Acetyl-CoA carboxylase maintains energetic balance for functional oogenesis

Reproduction is tightly coupled to nutrient availability and metabolic homeostasis, yet how specific metabolic pathways interface with cellular signaling to regulate oogenesis remains unclear. Using a targeted RNAi screen in the Drosophila germline, we identify Acetyl-CoA Carboxylase (Acc), the rate-limiting enzyme in fatty acid synthesis, as an essential regulator of germline stem cell (GSC) maintenance and oocyte development. Loss of Acc shifts cellular metabolism toward fatty acid oxidation, increasing mitochondrial ATP production and hyperactivating TOR signaling. Elevated TOR activity drives excessive protein synthesis, leading to defects in endosomal trafficking and fusome branching, a germline-specific structure required for coordinated cyst divisions and oocyte specification. These phenotypes are rescued by inhibiting fatty acid oxidation, suppressing TOR signaling, reducing protein synthesis, or restricting dietary protein intake, indicating that Acc functions as a metabolic checkpoint maintaining germline homeostasis.

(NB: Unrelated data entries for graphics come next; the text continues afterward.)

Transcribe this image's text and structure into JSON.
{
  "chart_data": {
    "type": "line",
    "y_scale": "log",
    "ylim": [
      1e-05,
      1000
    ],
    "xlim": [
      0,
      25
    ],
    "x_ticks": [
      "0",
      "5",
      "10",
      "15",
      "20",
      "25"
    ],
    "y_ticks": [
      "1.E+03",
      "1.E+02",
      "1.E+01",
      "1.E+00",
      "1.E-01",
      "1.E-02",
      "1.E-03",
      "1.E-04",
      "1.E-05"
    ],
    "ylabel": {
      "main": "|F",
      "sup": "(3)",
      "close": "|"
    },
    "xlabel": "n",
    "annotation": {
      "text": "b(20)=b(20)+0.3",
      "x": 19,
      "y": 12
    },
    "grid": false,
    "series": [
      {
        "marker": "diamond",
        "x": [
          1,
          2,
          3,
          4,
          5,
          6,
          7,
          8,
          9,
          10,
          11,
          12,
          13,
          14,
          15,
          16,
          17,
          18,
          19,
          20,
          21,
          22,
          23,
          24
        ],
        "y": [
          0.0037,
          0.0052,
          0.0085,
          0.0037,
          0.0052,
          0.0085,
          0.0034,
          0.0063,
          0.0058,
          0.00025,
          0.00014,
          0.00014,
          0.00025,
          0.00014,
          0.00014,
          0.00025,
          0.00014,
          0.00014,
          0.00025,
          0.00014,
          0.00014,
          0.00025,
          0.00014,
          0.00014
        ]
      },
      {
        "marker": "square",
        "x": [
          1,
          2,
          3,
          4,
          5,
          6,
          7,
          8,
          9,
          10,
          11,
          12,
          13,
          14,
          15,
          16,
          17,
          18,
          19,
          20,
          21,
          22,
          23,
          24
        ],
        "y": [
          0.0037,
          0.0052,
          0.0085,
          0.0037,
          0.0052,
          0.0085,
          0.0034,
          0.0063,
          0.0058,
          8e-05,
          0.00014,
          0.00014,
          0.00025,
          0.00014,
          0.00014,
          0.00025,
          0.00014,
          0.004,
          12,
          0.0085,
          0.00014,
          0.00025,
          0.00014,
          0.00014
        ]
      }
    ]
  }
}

Importantly, this Acc–FAO–TOR axis is highly conserved, providing mechanistic insight into how metabolic imbalance can disrupt stem cell function. Our findings have translational relevance for understanding metabolic infertility and suggest that dietary or metabolic interventions may offer therapeutic avenues to preserve reproductive capacity in metabolic disease and aging.